The rarest and best is exactly what we have at the 145 Norwood road property in Atlanta’s historic Kirkwood neighborhood. Located downhill from the street, many residents may not immediately see how large and spectacular this ancient grove of oaks really is — but walk back under their branches, look up, and you will experience the the astounding height and breadth of an amazing and nearly flawless canopy that make these the tree equivalent of great whales or wise old elephants.
One tree, the oldest of the group, has a canopy spread that is likely the largest in our region-this is the DeKalb County Champion White Oak. All the trees are perfect in health. And in looking into the canopy you can see that out of the 6 great trees on the property, there is barely one branch missing among them all — impressive considering they are likely 150 years old or more with the oldest possible being up to 300. Just think of all the the thunderstorms and hurricanes that have swept over this historic hilltop (near Battle of Atlanta sites) over the last 150 years - yet these great trees have barely lost even one branch!
Right now, all of the great trees, including the DeKalb Champion White Oak, are scheduled to be cut down any day and replaced by a high-impact suburban-style housing development consisting of 11 houses and a retention pond on 2+ acres. The site plan shows no effort was made to protect any of the trees. The design merely maximizes the number of houses that can be squeezed onto the property. Even conservation zoning was an option, but it was not employed. The city does not require any of the trees to be saved. There will not be enough space for over-story trees to grow to maturity. Ever.

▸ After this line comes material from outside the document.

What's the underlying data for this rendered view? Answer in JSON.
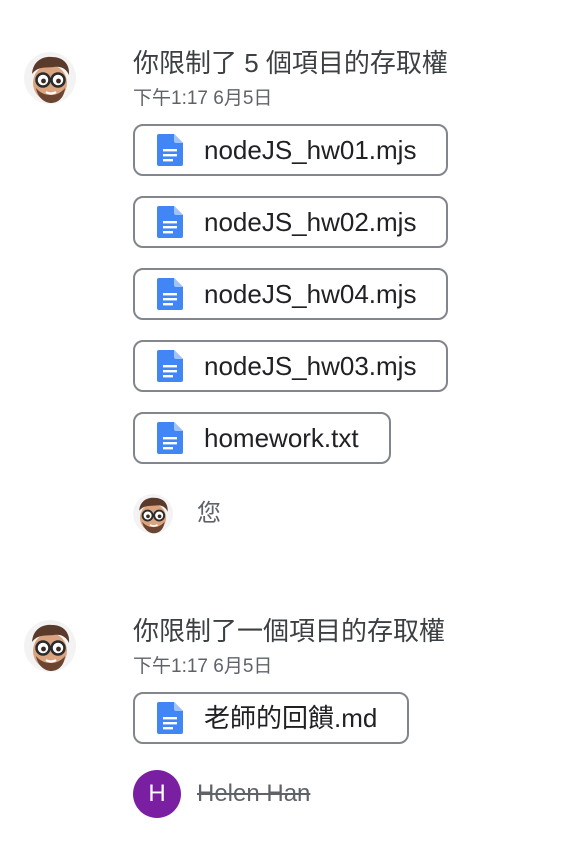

The penalty for removing all the trees (over 60 trees) on the two acres, including healthy smaller trees is $10K. In the City of Atlanta there is a maximum recompense fee of $5K per acre. The appraised value, using the trunk formula method from the 9th addition of plant appraisal, of just the largest tree alone was over $70K. This does not incorporate the ecosystem values the trees also provide (e.g. carbon storage, water interception, pollution removal).
Old growth trees such as these cannot be ‘re-planted.’ One of the reasons these trees are so healthy and have such longevity is because they are growing in old, undisturbed soils, which contain complex networks of mycorrhizal fungi, and other microorganisms that work in partnership with trees to keep them healthy. When the natural health of soils is destroyed by grading, newly planted trees will not live as long or as healthily as our older growth trees. These trees are ecologically irreplaceable.
Many neighborhood and Atlanta residents feel that Atlanta can do better by its trees, and hope to work with the developer, the City of Atlanta, and conservation organizations to preserve the great stand of oaks, restore the site overall, and create a nature education park for children and adults. In just the last few years, scientists have learned much about how spending time with trees and in natural places is important to our health and well-being. Trees even give off chemicals that literally make us healthy when we breath them in, such as monoterpenes and others. Richard’s Louv's’ acclaimed book “Last Child in the Woods,” shows how children with ADHD were cured of symptoms just by spending time in natural places.
This century will be defined by our relationship with nature, let’s hope we can preserve and appreciate the best trees we have in Atlanta before they are lost forever.